The 17th edition of the Homeless World Cup will take place in Cardiff’s iconic Bute Park, right at the heart of the Welsh capital, from July 27 – August 3.

Tom Brady from Colwyn Bay has experienced homelessness, having lived in a hostel. The 24-year-old is currently sofa surfing while he waits for permanent stable accommodation.

He is in recovery from substance abuse and says his ambition in life is to be the best dad he can be to his daughter.

Speaking to the Homeless World Cup website, he said: "I’m absolutely buzzing to get started and I feel so proud of myself to have been chosen for the squad.”

The Homeless World Cup teams are selected through Street Football Wales, who have been behind programmes to aid social inclusion through sport since the inaugural tournament back in 2003.

A Wales women's team will also be taking part at the event and includes young women who have experienced social exclusion in the past 12 months through homelessness, substance misuse, mental health problems or cultural issues.

Both the Men and Women's were given the opportunity to be spectators at Leckwith Stadium recently while the Wales senior women’s team were taking part in a training session ahead of their match against New Zealand on June 4.

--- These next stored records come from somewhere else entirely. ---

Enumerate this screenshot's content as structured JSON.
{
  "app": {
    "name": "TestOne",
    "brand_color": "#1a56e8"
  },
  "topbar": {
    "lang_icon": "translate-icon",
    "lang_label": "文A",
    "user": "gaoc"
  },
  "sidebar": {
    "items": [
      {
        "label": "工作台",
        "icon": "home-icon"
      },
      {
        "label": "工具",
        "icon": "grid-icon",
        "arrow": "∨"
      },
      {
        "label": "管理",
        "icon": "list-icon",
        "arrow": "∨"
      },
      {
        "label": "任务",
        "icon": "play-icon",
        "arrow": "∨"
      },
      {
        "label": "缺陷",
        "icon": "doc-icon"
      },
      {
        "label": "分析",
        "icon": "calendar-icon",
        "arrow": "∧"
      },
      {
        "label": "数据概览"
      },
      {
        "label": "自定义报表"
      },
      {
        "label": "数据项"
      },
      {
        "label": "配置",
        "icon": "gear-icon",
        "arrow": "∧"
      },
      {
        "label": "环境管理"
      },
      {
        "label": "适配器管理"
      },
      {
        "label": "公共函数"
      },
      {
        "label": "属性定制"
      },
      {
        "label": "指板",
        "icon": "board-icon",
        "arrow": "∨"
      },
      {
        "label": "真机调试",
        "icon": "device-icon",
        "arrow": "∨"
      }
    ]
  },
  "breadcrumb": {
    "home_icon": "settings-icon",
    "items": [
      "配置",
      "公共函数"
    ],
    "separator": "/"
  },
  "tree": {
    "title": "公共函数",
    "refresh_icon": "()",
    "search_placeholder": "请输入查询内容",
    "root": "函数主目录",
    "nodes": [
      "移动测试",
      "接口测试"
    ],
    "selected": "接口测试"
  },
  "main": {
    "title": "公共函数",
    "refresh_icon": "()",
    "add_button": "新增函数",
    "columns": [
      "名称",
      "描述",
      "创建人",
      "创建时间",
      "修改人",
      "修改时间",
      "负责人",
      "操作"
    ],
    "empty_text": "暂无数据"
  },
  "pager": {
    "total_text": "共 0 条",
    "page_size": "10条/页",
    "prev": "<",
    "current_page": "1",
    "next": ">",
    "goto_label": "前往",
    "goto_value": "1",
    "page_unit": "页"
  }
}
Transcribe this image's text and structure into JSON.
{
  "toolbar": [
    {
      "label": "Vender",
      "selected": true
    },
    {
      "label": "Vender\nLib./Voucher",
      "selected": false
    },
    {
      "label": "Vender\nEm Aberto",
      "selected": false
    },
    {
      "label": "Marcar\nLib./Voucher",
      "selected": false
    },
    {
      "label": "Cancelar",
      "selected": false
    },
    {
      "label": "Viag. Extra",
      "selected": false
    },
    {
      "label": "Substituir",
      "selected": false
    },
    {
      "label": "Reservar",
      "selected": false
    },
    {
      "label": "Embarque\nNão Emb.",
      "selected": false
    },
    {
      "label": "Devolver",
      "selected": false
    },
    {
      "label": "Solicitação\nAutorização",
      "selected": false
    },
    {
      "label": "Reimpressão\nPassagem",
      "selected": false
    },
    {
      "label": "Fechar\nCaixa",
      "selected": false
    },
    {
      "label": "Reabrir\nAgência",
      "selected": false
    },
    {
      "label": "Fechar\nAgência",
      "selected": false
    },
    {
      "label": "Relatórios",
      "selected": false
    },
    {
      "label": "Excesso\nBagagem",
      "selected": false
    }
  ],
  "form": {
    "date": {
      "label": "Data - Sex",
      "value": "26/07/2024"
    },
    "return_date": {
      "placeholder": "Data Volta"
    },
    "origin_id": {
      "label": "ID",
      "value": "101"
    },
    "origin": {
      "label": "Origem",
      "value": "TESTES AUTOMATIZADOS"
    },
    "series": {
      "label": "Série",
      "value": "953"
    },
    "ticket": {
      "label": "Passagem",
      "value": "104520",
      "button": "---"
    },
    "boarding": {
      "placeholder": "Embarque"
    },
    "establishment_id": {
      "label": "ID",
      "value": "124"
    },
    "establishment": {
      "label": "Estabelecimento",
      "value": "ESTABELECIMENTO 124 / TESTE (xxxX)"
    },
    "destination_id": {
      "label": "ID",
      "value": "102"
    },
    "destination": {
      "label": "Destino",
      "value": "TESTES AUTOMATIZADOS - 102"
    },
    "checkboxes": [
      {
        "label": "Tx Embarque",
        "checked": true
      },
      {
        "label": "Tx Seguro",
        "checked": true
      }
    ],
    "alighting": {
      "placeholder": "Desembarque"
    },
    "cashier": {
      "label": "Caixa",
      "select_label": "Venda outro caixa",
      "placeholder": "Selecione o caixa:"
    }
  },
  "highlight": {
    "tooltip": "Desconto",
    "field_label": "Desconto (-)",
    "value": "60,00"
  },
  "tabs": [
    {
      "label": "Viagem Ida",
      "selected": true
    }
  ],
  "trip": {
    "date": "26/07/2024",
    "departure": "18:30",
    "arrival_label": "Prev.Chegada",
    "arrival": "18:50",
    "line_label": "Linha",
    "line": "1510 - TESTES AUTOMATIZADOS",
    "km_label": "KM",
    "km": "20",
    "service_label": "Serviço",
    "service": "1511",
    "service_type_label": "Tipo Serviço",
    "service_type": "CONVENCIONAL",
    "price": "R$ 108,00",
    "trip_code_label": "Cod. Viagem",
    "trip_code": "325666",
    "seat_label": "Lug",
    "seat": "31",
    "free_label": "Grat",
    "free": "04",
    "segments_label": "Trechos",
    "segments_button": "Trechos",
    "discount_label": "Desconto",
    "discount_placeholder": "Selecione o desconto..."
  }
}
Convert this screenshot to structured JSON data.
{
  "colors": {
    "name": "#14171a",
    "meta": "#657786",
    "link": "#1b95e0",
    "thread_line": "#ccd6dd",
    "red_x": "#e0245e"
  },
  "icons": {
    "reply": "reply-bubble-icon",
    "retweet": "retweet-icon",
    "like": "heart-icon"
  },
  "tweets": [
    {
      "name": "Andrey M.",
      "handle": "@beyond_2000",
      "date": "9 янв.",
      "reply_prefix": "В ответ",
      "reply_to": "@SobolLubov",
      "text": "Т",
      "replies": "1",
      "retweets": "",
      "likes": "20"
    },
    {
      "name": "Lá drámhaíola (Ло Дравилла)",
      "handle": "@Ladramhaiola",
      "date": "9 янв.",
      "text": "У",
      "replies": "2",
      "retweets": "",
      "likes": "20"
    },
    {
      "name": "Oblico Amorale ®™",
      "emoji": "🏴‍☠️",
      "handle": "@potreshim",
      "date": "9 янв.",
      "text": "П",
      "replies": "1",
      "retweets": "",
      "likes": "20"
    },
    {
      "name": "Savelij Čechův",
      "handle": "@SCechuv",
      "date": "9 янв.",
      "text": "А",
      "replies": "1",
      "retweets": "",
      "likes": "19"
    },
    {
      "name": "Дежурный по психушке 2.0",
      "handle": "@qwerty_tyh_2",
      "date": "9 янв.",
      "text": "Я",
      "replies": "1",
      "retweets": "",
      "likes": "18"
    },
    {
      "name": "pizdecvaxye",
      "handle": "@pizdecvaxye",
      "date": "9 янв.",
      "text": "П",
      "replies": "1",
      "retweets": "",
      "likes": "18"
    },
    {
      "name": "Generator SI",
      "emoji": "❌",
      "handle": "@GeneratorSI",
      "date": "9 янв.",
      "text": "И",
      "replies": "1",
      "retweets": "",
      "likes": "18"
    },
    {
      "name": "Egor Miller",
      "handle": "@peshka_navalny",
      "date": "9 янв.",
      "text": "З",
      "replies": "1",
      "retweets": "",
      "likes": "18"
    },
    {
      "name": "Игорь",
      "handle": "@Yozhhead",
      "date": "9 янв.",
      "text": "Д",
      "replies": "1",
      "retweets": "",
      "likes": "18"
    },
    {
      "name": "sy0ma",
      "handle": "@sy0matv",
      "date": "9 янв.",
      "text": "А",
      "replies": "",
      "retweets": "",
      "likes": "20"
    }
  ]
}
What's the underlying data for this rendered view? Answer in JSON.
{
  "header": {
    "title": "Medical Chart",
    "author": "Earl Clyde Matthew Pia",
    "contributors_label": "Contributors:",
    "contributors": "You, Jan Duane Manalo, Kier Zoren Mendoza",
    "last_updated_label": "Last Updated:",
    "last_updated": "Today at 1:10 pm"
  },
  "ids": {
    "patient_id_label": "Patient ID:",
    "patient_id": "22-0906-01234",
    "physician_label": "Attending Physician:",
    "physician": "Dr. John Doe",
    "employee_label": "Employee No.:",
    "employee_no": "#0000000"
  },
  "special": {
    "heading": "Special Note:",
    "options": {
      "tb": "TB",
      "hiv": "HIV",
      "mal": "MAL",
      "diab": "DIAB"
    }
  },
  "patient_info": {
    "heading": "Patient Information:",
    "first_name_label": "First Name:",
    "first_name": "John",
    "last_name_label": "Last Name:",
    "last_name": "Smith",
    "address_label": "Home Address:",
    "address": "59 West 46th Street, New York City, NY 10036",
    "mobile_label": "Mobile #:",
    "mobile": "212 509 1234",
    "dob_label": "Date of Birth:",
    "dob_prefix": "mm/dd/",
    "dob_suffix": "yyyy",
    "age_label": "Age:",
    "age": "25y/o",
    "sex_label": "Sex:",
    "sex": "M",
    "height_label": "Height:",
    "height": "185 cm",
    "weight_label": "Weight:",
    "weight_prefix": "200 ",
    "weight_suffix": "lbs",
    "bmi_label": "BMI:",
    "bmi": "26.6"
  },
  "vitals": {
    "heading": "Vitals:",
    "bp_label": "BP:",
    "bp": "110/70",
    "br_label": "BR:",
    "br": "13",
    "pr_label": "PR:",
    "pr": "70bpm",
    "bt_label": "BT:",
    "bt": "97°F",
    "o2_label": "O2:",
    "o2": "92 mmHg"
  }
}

Following the training session, there was a meet and greet in which members met footballing stars Loren Dykes, Natasha Harding, Sophie Ingle and Rhiannon Roberts.

Keri Harris, Director & Founder of Street Football Wales, and Squad Manager for both Welsh teams at the Homeless World Cup in Cardiff, said: “The FAW has always been incredibly supportive of what we do at Street Football Wales and the players are always prepared to go out of their way to show support to our team.

“Street Football Wales has had a huge impact on players over the past 16 years and we estimate to have worked with over 8000 players in that time with our biggest impacts being on physical and mental health, confidence and self-esteem, a reduction in substance misuse and people feeling less isolated.”